The economy faces “particularly high uncertainty and intensified downside risks,” Trichet said at a press conference in Frankfurt today after the ECB left its benchmark rate at 1.5 percent. While monetary policy is still “accommodative,” financing conditions have worsened in parts of the euro region and the ECB stands ready to pump more cash into markets should that be required, he said.
The yield on German 10-year bunds fell to a record as some investors speculate the ECB could cut interest rates or open up more emergency credit lines for banks. The spreading debt crisis is sapping confidence in Europe’s financial institutions, driving up market borrowing costs and forced the ECB to widen its bond purchase program to Italy and Spain.

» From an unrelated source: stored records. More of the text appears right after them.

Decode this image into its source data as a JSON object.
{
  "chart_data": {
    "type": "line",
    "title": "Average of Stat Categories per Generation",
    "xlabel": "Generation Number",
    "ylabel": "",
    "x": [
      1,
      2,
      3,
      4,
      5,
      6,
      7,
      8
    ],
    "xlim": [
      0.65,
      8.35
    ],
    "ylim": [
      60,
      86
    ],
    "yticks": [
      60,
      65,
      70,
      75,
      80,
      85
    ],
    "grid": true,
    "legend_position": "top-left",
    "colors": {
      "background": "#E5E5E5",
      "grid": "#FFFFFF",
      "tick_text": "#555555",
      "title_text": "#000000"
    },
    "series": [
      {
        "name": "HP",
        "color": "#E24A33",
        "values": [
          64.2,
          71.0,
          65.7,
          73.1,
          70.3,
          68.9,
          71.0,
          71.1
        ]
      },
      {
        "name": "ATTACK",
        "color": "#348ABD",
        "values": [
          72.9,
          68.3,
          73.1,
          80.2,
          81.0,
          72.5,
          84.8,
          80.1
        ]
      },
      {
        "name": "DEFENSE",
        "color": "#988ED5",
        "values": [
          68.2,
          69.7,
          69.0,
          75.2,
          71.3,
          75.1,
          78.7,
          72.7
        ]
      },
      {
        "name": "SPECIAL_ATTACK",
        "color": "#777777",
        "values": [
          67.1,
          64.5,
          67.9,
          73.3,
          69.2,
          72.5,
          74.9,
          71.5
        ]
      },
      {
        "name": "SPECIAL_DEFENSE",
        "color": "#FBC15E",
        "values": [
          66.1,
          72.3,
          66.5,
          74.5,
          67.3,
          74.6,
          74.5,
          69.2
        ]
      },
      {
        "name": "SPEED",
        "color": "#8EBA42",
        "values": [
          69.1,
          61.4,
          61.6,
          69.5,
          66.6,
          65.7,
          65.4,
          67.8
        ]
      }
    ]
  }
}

The ECB also cut its growth forecasts for this year and next and abandoned its warning about looming inflation threats.
“The situation has deteriorated so much that they should throw the kitchen sink at it,” said Julian Callow, chief European economist at Barclays Capital in London. The ECB could cut rates, offer banks unlimited liquidity for up at a year or deploy a combination of those measures, he said. Today’s comments “went further in a ‘dovish’ direction that we had expected.”
Since the July rate increase, the debt crisis has spread to Italy and Spain, the region’s third and fourth-largest economies. Fears of a renewed global recession also caused stocks to tumble around the world and forced Japan and Switzerland to intervene to stop their currencies appreciating as investors seek havens.
Other central banks are refocusing on supporting growth. Yesterday the Bank of Canada said there is a “diminished” need for it to raise interest rates, Sweden’s Riksbank abandoned a planned increase and the Reserve Bank of Australia signaled it is prepared to keep rates on hold.
Bank of England
The Bank of England will be forced to add stimulus within months, Citigroup Inc. and Goldman Sachs Group Inc. say. The U.K. central bank today kept its key rate at a record low of 0.5 percent and left its bond-purchase program at 200 million pounds ($320 billion).
With Deutsche Bank AG Chief Executive Officer Josef Ackermann saying conditions are reminiscent of those at the depths of the global credit crisis in 2008, Trichet signaled the ECB is prepared to deploy more measures to help cash-strapped banks.
“We stand ready to provide liquidity as we have done in the past, taking into account the need for the banking sector,” he said.